Having talked to drummer Jimmy Chamberlin about the Smashing Pumpkins’ latest album, Cyr, and the upcoming sequel to the band’s greatest album, Mellon Collie And The Infinite Sadness, I simply had to ask what happened to Teargarden By Kaleidyscope.

“I think sometimes those things start off in one incarnation and things change when gets impossible to fulfill them [the original vision],” says Jimmy.  “You can’t make people care about stuff, right? You can lead the horse to water but you can’t make it drink.”

And that’s the double-edged sword of being hugely ambitious – sometimes people just don’t care as much as you hoped and that seems like what happened with Teargarden By Kaleidyscope.

The Smashing Pumpkins drummer also suggested that another potential reason for Teargarden‘s cancellation was the inability of people to hang with Billy’s ambitious vision for the project, as well as wanting to work on other things.
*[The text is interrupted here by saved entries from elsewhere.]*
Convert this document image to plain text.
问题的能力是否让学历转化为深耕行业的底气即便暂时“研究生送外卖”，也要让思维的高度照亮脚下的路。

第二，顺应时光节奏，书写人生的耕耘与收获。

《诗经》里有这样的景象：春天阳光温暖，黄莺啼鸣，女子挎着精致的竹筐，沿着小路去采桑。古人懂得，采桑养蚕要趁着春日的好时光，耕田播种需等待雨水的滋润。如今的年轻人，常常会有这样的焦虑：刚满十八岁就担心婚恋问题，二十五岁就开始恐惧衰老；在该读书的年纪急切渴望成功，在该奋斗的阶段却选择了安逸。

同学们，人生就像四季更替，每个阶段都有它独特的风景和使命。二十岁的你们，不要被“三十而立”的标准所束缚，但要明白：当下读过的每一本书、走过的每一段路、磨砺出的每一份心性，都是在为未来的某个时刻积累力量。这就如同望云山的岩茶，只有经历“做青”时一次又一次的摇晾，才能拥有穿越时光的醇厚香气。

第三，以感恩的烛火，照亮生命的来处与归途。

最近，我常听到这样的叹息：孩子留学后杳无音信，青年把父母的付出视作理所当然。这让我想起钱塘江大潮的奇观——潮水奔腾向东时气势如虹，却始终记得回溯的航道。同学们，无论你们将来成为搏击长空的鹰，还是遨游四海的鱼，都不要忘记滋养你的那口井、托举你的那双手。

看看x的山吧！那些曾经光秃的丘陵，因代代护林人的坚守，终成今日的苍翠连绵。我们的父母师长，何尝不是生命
“Billy is a very ambitious songwriter and a very ambitious person, as am I, we’re both have lots of shit going on at all times,” says Jimmy. “In addition to music, I got a tonne of business stuff and I sit on a couple of school boards.”

“Him and I spin at a really high frequency and a lot of people just can’t hang with that shit, we have a 32-year history of people who flamed out because it was just too intense.”

Teargarden By Kaleidyscope may well have been the Smashing Pumpkins’ crowning glory had things gone to plan. But as it so happens, it’s become yet another one of music’s most ambitious projects that ultimately didn’t see the light at the end of the tunnel.